As “big money” applications grow more complex and data volumes grow exponentially, we see outage after outage that could have been avoided with improved visibility into their overall health state. So why doesn’t monitoring make the cut? Is it really OK to “limp along” with in-house custom scripts and existing siloed component-level monitoring tools, and make further investment in monitoring a “nice-to-have?”
Not if you ask the managers of IT Departments and App Support teams. For them, monitoring these systems is much higher on the priority list. Why? Because they need to cut costs, reduce headcount, become more efficient, reduce downtime, and so on. They need to do more with less. They also need to have their teams focus on developing new applications, rather than constantly getting dragged into triage of problems with the ones they already have. They will excitedly tell you that they “have-to-have” these things.
Clearly, there is a disconnect here – a bit like not seeing the forest for the trees. The “trees” are the day-to-day problems and outages that demand constant attention. Traditional monitoring tools that expose data one server at a time, or are siloed around specific technologies just make the problem worse. It is difficult for overwhelmed IT managers and application support teams to see that the real problem is NOT the outage of the day – but rather the enormous waste of time and resources that results from inefficient processes, poor communication between teams, and lack of real-time visibility into system health state.
I wrote another blog recently, Enterprise Application Monitoring: The Business Value. In it, I show how orders-of-magnitude more business value can be achieved by focusing on the communication and management of monitoring data across the enterprise (the forest). Providing real-time status of critical systems to the people who can effectively use it can result in avoidance of problems in the first place, rather than troubleshooting them afterwards (the trees) !

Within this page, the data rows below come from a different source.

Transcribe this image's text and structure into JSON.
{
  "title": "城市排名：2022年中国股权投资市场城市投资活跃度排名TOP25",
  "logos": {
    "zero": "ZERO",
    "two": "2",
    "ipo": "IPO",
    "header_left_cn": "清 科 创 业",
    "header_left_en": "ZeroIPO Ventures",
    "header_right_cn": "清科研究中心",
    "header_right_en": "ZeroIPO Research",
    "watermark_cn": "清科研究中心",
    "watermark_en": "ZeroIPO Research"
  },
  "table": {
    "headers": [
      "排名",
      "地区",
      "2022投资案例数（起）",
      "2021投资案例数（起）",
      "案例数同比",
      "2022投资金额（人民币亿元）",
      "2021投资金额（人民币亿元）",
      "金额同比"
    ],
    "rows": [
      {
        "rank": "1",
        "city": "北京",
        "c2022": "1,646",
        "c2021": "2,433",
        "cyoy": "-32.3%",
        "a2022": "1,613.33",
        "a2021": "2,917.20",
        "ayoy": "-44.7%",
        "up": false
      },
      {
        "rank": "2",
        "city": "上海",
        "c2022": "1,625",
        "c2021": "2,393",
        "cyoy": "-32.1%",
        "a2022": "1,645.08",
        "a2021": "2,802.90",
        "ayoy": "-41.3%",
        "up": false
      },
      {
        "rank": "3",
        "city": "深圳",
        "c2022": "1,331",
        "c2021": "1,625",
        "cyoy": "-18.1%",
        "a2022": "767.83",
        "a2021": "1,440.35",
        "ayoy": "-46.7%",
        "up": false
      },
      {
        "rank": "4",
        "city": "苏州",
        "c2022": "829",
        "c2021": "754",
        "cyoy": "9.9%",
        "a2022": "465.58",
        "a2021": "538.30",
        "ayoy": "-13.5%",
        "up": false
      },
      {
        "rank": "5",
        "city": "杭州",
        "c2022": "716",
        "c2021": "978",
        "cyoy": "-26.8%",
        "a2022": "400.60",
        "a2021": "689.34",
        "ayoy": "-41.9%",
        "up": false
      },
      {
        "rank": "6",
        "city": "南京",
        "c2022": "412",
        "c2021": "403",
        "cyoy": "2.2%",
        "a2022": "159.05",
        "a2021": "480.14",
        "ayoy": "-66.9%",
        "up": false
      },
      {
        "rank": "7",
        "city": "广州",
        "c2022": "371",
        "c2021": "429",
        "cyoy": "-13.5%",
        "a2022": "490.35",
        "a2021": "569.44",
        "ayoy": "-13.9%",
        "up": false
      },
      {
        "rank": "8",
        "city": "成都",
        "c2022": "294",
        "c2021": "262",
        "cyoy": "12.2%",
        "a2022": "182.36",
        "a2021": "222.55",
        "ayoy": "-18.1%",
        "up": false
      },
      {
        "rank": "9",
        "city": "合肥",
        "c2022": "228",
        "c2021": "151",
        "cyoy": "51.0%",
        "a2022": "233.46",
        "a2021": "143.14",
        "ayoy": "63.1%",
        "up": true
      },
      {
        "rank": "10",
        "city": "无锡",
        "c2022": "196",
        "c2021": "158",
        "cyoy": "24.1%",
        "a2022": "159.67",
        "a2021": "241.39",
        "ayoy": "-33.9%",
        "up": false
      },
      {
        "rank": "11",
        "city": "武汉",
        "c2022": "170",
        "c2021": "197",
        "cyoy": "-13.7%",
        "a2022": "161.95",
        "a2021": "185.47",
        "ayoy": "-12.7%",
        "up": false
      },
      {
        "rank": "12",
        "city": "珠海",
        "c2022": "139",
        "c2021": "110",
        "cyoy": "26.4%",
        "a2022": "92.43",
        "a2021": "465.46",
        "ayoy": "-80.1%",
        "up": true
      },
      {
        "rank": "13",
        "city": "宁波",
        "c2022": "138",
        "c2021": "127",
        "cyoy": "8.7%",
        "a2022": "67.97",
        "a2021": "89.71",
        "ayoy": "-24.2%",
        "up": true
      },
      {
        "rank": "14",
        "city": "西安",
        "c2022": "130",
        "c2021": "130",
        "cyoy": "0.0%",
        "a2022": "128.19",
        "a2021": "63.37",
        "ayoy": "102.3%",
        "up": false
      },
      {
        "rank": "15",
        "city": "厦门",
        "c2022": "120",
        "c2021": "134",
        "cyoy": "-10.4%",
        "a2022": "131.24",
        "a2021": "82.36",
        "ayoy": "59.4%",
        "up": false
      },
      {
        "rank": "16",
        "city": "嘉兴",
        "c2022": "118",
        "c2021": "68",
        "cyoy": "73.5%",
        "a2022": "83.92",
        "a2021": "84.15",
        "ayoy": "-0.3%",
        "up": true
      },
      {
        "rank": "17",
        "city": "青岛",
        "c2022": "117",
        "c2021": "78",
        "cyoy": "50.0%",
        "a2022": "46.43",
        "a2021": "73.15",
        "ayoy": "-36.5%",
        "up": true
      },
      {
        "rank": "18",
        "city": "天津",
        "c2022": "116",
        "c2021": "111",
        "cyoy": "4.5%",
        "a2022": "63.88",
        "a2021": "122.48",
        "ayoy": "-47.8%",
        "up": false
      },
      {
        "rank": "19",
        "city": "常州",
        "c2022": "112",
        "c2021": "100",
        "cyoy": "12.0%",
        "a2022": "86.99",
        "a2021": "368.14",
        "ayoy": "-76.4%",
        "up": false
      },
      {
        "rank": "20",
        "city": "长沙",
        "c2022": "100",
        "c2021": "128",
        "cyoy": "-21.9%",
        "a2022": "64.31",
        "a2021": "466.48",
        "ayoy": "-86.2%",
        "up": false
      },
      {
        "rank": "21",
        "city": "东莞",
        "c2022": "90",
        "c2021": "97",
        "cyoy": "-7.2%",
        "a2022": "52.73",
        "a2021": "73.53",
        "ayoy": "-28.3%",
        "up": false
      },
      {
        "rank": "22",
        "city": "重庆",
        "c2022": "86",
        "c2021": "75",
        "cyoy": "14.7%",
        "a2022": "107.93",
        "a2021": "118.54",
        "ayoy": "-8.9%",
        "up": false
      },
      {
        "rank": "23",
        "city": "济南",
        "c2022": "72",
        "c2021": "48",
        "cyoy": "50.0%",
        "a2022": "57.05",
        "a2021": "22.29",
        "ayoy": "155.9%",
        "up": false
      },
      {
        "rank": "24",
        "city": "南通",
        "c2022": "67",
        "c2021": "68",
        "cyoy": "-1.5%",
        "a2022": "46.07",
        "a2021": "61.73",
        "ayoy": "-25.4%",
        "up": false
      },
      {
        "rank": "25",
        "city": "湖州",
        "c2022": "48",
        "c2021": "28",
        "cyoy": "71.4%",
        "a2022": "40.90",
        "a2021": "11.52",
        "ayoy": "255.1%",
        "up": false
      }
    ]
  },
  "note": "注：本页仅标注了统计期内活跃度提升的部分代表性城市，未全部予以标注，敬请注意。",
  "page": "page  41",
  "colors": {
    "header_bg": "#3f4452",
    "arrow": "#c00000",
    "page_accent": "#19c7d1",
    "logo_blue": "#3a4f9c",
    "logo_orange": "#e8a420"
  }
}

Let’s look at a common and concrete example – a middleware team responsible for managing the messaging servers that enable application integration across an enterprise. Other groups across the organization develop and manage critical applications that make heavy use of this central messaging service, creating message queues that go up and down in length as the applications execute.
We see two big problems surface in almost every instance of this:
1) The middleware group can monitor these queues, but they have absolutely no idea whether the length of any particular queue is good or bad or might be causing issues in an application.
2) The application developers (who know about the queues) are typically not provided access to the monitoring data that tells them there may be a problem brewing – they are flying blind.
So what happens? An application eventually crashes, and the middleware people and application people get together in a war room and scramble to figure out what went wrong, while management hovers over them to fix the outage before more revenue is lost.
This scenario can easily be avoided by providing the application support group with detailed information about the state of all their queues (as well as data about other important infrastructure components). If they could see for themselves what was happening with the underlying services and components on which their apps depend, they would have complete control to start and stop or throttle processes as needed to head off an outage at the source. Providing the app support teams with such visibility and control would free the middleware teams to focus on higher priorities.
This is huge. By investing in effective end-to-end monitoring, companies are both reducing outages AND reducing costs. It is exactly what RTView is designed to provide. Yes, there are some really advanced data collection, analysis, and visualization capabilities that are provided with RTView. However, it is this ability to provide access to critical health state information to the people who can really use it that makes such a huge difference in avoiding outages in the first place, and keeping everyone focused on how they can best impact the bottom line.